Gerhard also worked as a consultant and part time research advisor to the University of the Witwatersrand. In recent years he was involved extensively with various projects relating to the evaluation of research programmes and research infrastructure. Apart from his involvement with TechnoScene in the study of “The Required Physical Infrastructure to Attain the Vision of the National System of Innovation”; an “Interim Review of the South African Research Chairs Initiative (SARChI)”; and a review of the National Equipment and the National Nanotechnology Equipment programmes, he conducted investigations entitled “A Proposed Recapitalisation Strategy of the National Research Facilities” and “An Optimal Model for the Establishment of a South African Polar Research Entity”, both for the NRF. He served as chairperson of the five yearly review of the Council for Geoscience in 2009 and, since retiring from the NRF, remained involved with the evaluation and rating of South African scientists.

Gerhard was born in Germany in 1942 and studied Geology at the University of Pretoria where he obtained his BSc, Honours, Master’s and Doctorate and where he worked as Lecturer and Head of the university’s Geology Department for 13 years. He was awarded a Research Fellowship from the Alexander von Humboldt Foundation at the University of Munich in 1974. He was appointed an Honorary Professorship in the Department of Earth Sciences at the University of Pretoria in 2002.
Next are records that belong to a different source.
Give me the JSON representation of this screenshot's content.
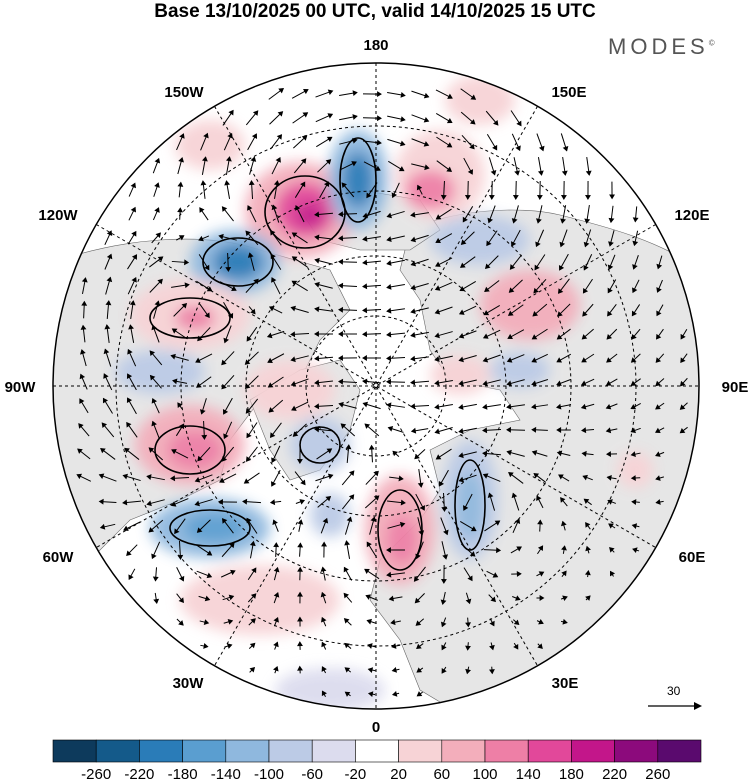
{
  "title": "Base 13/10/2025 00 UTC, valid 14/10/2025 15 UTC",
  "brand": "MODES",
  "brand_mark": "©",
  "longitude_labels": {
    "top": "180",
    "bottom": "0",
    "left": "90W",
    "right": "90E",
    "w150": "150W",
    "e150": "150E",
    "w120": "120W",
    "e120": "120E",
    "w60": "60W",
    "e60": "60E",
    "w30": "30W",
    "e30": "30E"
  },
  "reference_vector": "30",
  "colorbar": {
    "labels": [
      "-260",
      "-220",
      "-180",
      "-140",
      "-100",
      "-60",
      "-20",
      "20",
      "60",
      "100",
      "140",
      "180",
      "220",
      "260"
    ],
    "colors": [
      "#0d3a5c",
      "#145a8a",
      "#2a7cb8",
      "#5a9ed0",
      "#8fb8de",
      "#bccbe6",
      "#dcdcee",
      "#ffffff",
      "#f7d3d6",
      "#f3aebb",
      "#ee7fa6",
      "#e2489a",
      "#c3168a",
      "#8c0a7c",
      "#5a0a6e"
    ]
  },
  "colors": {
    "land": "#e6e6e6",
    "ocean": "#ffffff",
    "grid": "#000000"
  }
}
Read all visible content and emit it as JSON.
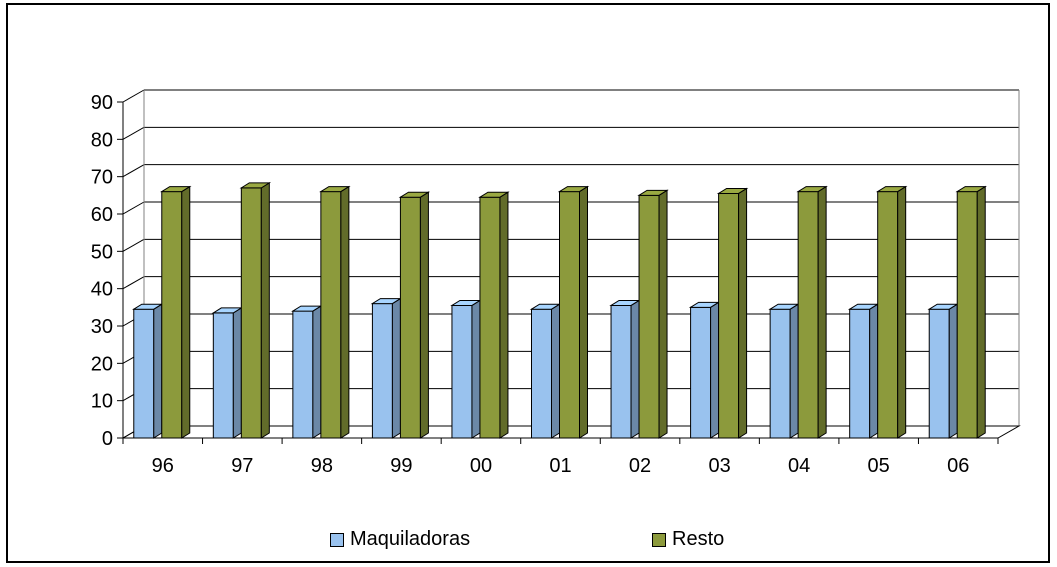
{
  "chart_data": {
    "type": "bar",
    "categories": [
      "96",
      "97",
      "98",
      "99",
      "00",
      "01",
      "02",
      "03",
      "04",
      "05",
      "06"
    ],
    "series": [
      {
        "name": "Maquiladoras",
        "values": [
          34.5,
          33.5,
          34,
          36,
          35.5,
          34.5,
          35.5,
          35,
          34.5,
          34.5,
          34.5
        ]
      },
      {
        "name": "Resto",
        "values": [
          66,
          67,
          66,
          64.5,
          64.5,
          66,
          65,
          65.5,
          66,
          66,
          66
        ]
      }
    ],
    "ylim": [
      0,
      90
    ],
    "yticks": [
      "0",
      "10",
      "20",
      "30",
      "40",
      "50",
      "60",
      "70",
      "80",
      "90"
    ],
    "grid": true,
    "legend_position": "bottom",
    "colors": {
      "Maquiladoras": "#99c2ee",
      "Resto": "#8c9a3c"
    }
  }
}
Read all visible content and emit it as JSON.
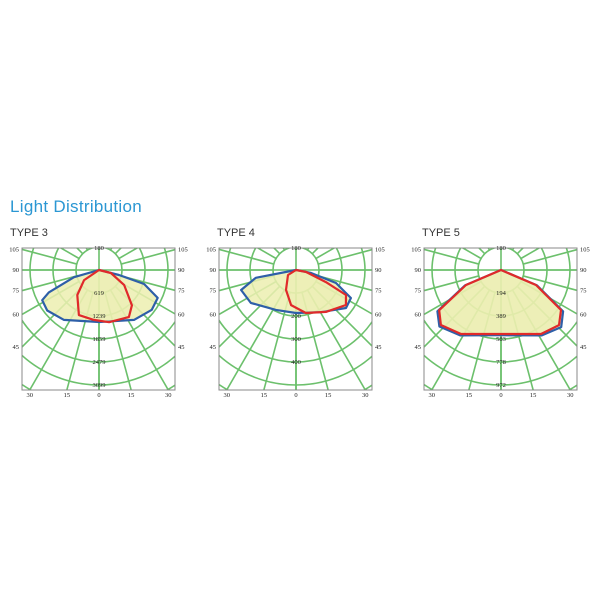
{
  "title": "Light Distribution",
  "chart_data": [
    {
      "type": "polar",
      "title": "TYPE 3",
      "top_label": "180",
      "side_labels": [
        "105",
        "90",
        "75",
        "60",
        "45"
      ],
      "side_angles": [
        105,
        90,
        75,
        60,
        45
      ],
      "bottom_labels": [
        "30",
        "15",
        "0",
        "15",
        "30"
      ],
      "ring_step": 619,
      "ring_labels": [
        "619",
        "1239",
        "1859",
        "2479",
        "3099"
      ],
      "series": [
        {
          "color": "#2e5fa8",
          "points": [
            [
              -74,
              700
            ],
            [
              -66,
              1480
            ],
            [
              -62,
              1730
            ],
            [
              -52,
              1770
            ],
            [
              -35,
              1640
            ],
            [
              0,
              1400
            ],
            [
              35,
              1640
            ],
            [
              53,
              1780
            ],
            [
              64.6,
              1750
            ],
            [
              72.7,
              1270
            ],
            [
              76,
              555
            ]
          ]
        },
        {
          "color": "#e02a2a",
          "points": [
            [
              -56,
              485
            ],
            [
              -41,
              890
            ],
            [
              -24,
              1330
            ],
            [
              -6,
              1350
            ],
            [
              11,
              1430
            ],
            [
              32.5,
              1500
            ],
            [
              43,
              1300
            ],
            [
              59,
              790
            ],
            [
              76,
              330
            ]
          ]
        }
      ]
    },
    {
      "type": "polar",
      "title": "TYPE 4",
      "top_label": "180",
      "side_labels": [
        "105",
        "90",
        "75",
        "60",
        "45"
      ],
      "side_angles": [
        105,
        90,
        75,
        60,
        45
      ],
      "bottom_labels": [
        "30",
        "15",
        "0",
        "15",
        "30"
      ],
      "ring_step": 100,
      "ring_labels": [
        "",
        "200",
        "300",
        "400",
        ""
      ],
      "series": [
        {
          "color": "#2e5fa8",
          "points": [
            [
              -79,
              178
            ],
            [
              -70,
              254
            ],
            [
              -54,
              243
            ],
            [
              -26.6,
              194
            ],
            [
              0,
              187
            ],
            [
              30.8,
              213
            ],
            [
              52.8,
              273
            ],
            [
              63,
              268
            ],
            [
              72,
              183
            ],
            [
              78.7,
              67
            ]
          ]
        },
        {
          "color": "#e02a2a",
          "points": [
            [
              -58,
              41
            ],
            [
              -26.6,
              97
            ],
            [
              -8,
              154
            ],
            [
              13,
              192
            ],
            [
              35.5,
              224
            ],
            [
              55,
              265
            ],
            [
              63.4,
              243
            ],
            [
              68,
              140
            ],
            [
              79,
              44
            ]
          ]
        }
      ]
    },
    {
      "type": "polar",
      "title": "TYPE 5",
      "top_label": "180",
      "side_labels": [
        "105",
        "90",
        "75",
        "60",
        "45"
      ],
      "side_angles": [
        105,
        90,
        75,
        60,
        45
      ],
      "bottom_labels": [
        "30",
        "15",
        "0",
        "15",
        "30"
      ],
      "ring_step": 194,
      "ring_labels": [
        "194",
        "389",
        "583",
        "778",
        "972"
      ],
      "series": [
        {
          "color": "#2e5fa8",
          "points": [
            [
              -66.8,
              330
            ],
            [
              -57,
              640
            ],
            [
              -47.5,
              705
            ],
            [
              -32,
              650
            ],
            [
              0,
              550
            ],
            [
              32,
              650
            ],
            [
              46.5,
              700
            ],
            [
              56.3,
              630
            ],
            [
              66.8,
              330
            ]
          ]
        },
        {
          "color": "#e02a2a",
          "points": [
            [
              -66.8,
              321
            ],
            [
              -57,
              622
            ],
            [
              -47.5,
              687
            ],
            [
              -32,
              637
            ],
            [
              0,
              540
            ],
            [
              32,
              637
            ],
            [
              46.5,
              675
            ],
            [
              56.3,
              608
            ],
            [
              66.8,
              321
            ]
          ]
        }
      ]
    }
  ],
  "colors": {
    "grid": "#6cc06c",
    "fill": "#eceeb0",
    "frame": "#888888",
    "title": "#2b97d3"
  }
}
As a scientist, Gerhard made significant contributions to research on the genesis of rocks in the unique Bushveld Complex and associated ore deposits. His work, particularly in the field of platinum mineralisation, led to valuable new insights regarding the nature of occurrence and genesis of these important ores which, besides earning him international recognition as a scientist, including an A-rating from the FRD in 1989, have had considerable importance for the South African mining industry.

Among his many achievements, Gerhard was awarded the Corstorphine Medal and student’s prize from the Geological Society of South Africa in 1966 and its Draper Memorial Medal in 1990 as well as the Award for Excellent Achievements from the University of Pretoria. He authored and co-authored more than 60 research papers and supervised 23 masters and seven doctoral students.

The NRF gratefully acknowledges Gerhard’s contribution to the advancement of science in South Africa.

He leaves behind a wife and two children.